Cross-laminated timber (CLT) is changing the way urban builders scrape the sky.
From London to Tokyo, the race is on to build the tallest wood-framed skyscraper in the world. Prized for its workability, low cost and visual aesthetics, wood was widely used by urban builders until the early 20th century, when fires triggered by the 1906 San Francisco Earthquake leveled the largely stick-built city. Until recently, the other knock on wood was a vertical one, in that stick-framed buildings generally top out at five stories, owing to the accumulation of dead and live loads in excess of the allowable loads for lumber.
The emergence of cross-laminated timber has changed all of that. One of several engineered wood products referred to collectively as mass timber, CLT is normally an assembly of dimensional studs glued together at right angles to create massive wood slabs that can be used for load-bearing wall or floor elements, achieving a structural integrity comparable to those of steel or concrete but with the benefits of wood. This unique composition allows CLT to have strength in two directions, as opposed to glulam, which generally has one-directional strength. Heat-resistant glues aim to make CLT as fire safe as concrete or steel, and the comparatively light weight means CLT is easier to transport, resulting in lower freight costs and reduced carbon emissions.
How High Can CLT Go?
For high-rise builders with an eye on CLT, the only question left seems to be how high can it go? At 18 stories, the Brock Commons student dormitory at the University of British Columbia in Vancouver is currently the tallest wood-framed building in the world (see a time-lapse video of construction here). Architects in Chicago (River Beech Tower) and London (The Oakwood Tower) are racing to more than quadruple that height with plans for 80-story residential towers, but could be bested by Sumitomo Forestry, which expects to complete construction of a 1,148-foot tower in Tokyo by 2041.
Dubbed the W350, Sumitomo’s mixed-use plyscraper is designed so CLT components can be replaced across a rolling, multiyear schedule to extend the building’s lifespan and allow for additional recycling of the CLT into smaller dimensional pieces or biomass products. Engineered for both fire resistance and seismic resiliency, W350 will cost twice as much as a conventional steel tower, but Sumitomo expects CLT costs to ultimately fall in line with concrete and steel as the construction practice proliferates.

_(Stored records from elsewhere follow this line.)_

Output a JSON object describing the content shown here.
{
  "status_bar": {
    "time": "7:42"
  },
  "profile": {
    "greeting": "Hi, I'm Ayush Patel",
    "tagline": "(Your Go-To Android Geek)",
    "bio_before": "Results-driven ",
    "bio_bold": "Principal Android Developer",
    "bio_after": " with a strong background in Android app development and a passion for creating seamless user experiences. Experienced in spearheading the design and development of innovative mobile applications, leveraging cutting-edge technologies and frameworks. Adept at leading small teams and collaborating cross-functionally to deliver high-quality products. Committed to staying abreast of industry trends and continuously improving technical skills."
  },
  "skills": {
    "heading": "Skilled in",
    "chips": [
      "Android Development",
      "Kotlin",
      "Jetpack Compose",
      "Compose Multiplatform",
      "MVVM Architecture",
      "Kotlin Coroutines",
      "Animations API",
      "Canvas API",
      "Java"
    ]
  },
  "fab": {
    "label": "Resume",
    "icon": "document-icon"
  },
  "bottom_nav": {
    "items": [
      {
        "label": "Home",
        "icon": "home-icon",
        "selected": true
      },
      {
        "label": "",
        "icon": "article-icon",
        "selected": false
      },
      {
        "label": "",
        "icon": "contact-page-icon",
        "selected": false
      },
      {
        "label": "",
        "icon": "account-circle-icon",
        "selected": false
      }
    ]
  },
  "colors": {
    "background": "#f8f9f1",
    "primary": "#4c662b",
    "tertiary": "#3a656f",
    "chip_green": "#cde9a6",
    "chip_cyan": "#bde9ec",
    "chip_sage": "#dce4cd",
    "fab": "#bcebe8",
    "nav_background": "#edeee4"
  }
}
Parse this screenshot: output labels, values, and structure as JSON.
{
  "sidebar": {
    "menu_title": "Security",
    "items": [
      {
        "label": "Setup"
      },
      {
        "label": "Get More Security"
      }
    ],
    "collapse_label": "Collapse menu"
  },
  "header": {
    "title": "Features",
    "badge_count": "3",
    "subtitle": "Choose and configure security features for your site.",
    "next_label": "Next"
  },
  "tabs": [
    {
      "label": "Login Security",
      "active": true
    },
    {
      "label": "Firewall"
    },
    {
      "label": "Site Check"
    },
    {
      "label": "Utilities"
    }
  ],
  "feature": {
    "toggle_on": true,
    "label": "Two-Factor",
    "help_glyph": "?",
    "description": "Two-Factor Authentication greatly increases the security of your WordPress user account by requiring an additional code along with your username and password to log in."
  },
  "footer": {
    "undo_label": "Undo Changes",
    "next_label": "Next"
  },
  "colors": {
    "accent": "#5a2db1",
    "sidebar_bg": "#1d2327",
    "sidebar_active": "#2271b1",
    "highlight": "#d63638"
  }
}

Simpson Strong-Tie and CLT
Easier material handling and installation of mass timber products like glulam (glued-laminated timber) and CLT are likely to provide immediate labor cost savings to builders, who can use low-torque, fast-driving fasteners such as Simpson Strong-Tie® Strong-Drive® SDWS Timber screws and Strong-Drive® SD Connector screws for easy CLT field assembly. Simpson Strong-Tie has also developed a range of connectors suitable for CLT applications, because we expect CLT construction to mushroom as builders and designers continue to explore durable, cost-effective alternatives to steel and concrete for specialized construction projects.
Economically and environmentally, the use of CLT for high-rise construction offers an upside to timber builders and architects looking to raise their sights without losing their wallets. Sustainable, recyclable, and approaching the structural attributes of steel, wood appears poised to reach its next apogee as a building material.